Senza battere ciglio.
Costruimmo una zattera, in quei giorni. Lo guardavo abbattere gli alberi con l’ascia, con un vigore gioioso, era quasi una danza. A tratti si fermava per detergersi dalla fronte il sudore. Talvolta lo sorprendevo a fissarmi con sospetto. Come se non fosse del tutto certo che, davvero, non potessi cambiare idea e pertanto fosse necessario procedere il più speditamente possibile.
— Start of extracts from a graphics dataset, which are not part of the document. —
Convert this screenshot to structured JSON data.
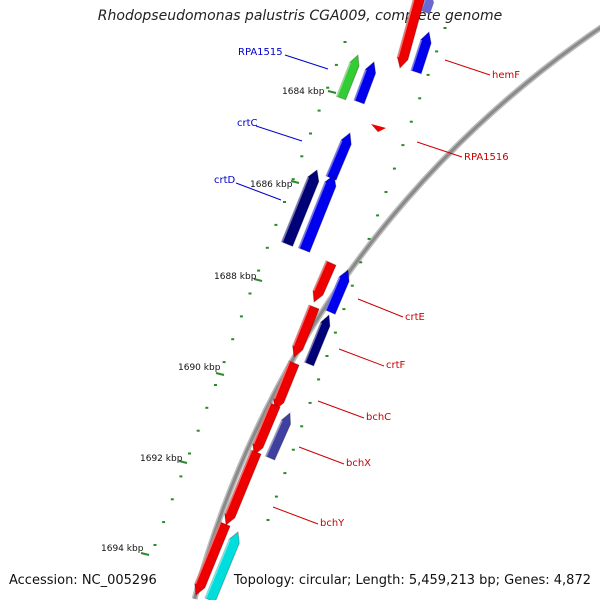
{
  "title": "Rhodopseudomonas palustris CGA009, complete genome",
  "footer": {
    "accession": "Accession: NC_005296",
    "summary": "Topology: circular; Length: 5,459,213 bp; Genes: 4,872"
  },
  "colors": {
    "forward_gene": "#0000ee",
    "reverse_gene": "#ee0000",
    "forward_label": "#0000cc",
    "reverse_label": "#cc0000",
    "tick": "#2a8a2a",
    "backbone": "#8c8c8c"
  },
  "scale": {
    "ticks": [
      {
        "label": "1684 kbp"
      },
      {
        "label": "1686 kbp"
      },
      {
        "label": "1688 kbp"
      },
      {
        "label": "1690 kbp"
      },
      {
        "label": "1692 kbp"
      },
      {
        "label": "1694 kbp"
      }
    ]
  },
  "forward_labels": [
    {
      "name": "RPA1515"
    },
    {
      "name": "crtC"
    },
    {
      "name": "crtD"
    }
  ],
  "reverse_labels": [
    {
      "name": "hemF"
    },
    {
      "name": "RPA1516"
    },
    {
      "name": "crtE"
    },
    {
      "name": "crtF"
    },
    {
      "name": "bchC"
    },
    {
      "name": "bchX"
    },
    {
      "name": "bchY"
    }
  ]
}
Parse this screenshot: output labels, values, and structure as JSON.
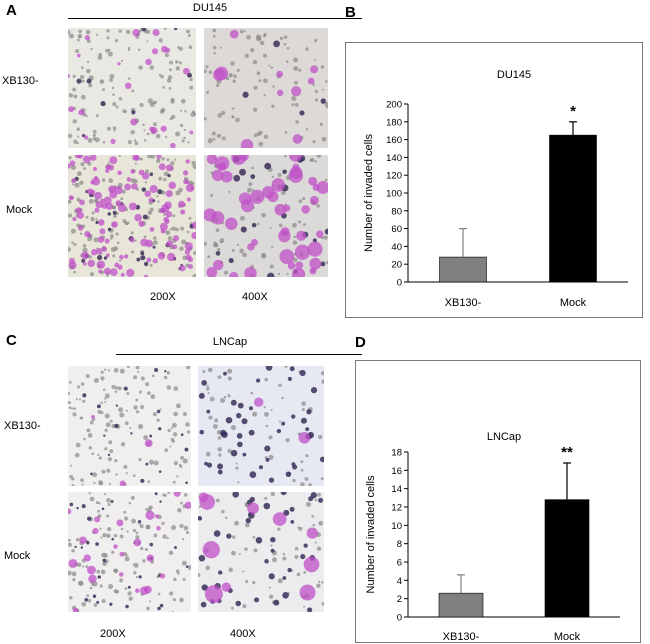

E procedette spedito, oh, se procedette! In meno di quindici giorni la zattera era pronta. Quando non faceva l’amore con me, cuciva insieme lenzuola per farne vele, saggiava la tenuta delle assi, spalmava lo scafo di una sostanza impermeabile di sua creazione.  Misurava. Aggiustava. Legava.
All’alba del quindicesimo giorno, quando tutto fu pronto, lo aiutai a caricare acqua dolce e frutta e tutto ciò che era in mio potere dargli.
Insieme spingemmo la zattera in mare.
Non ci dicemmo più nulla, poiché non vi era più nulla da dire.
Lui salì sulla zattera e aggiustò brevemente la vela, poi si volse e alzò la mano in segno di saluto.
Io gettai un piccolo mazzo di fiori ai suoi piedi, legato con una mia lunga treccia.
Sorridevo.
Non avevo pianto neppure quell’ultima notte.
Volevo che almeno mi ricordasse bella.
Se mai mi avesse ricordata.
Dopotutto, lo sapevo. Per piangere mi restava l’eternità.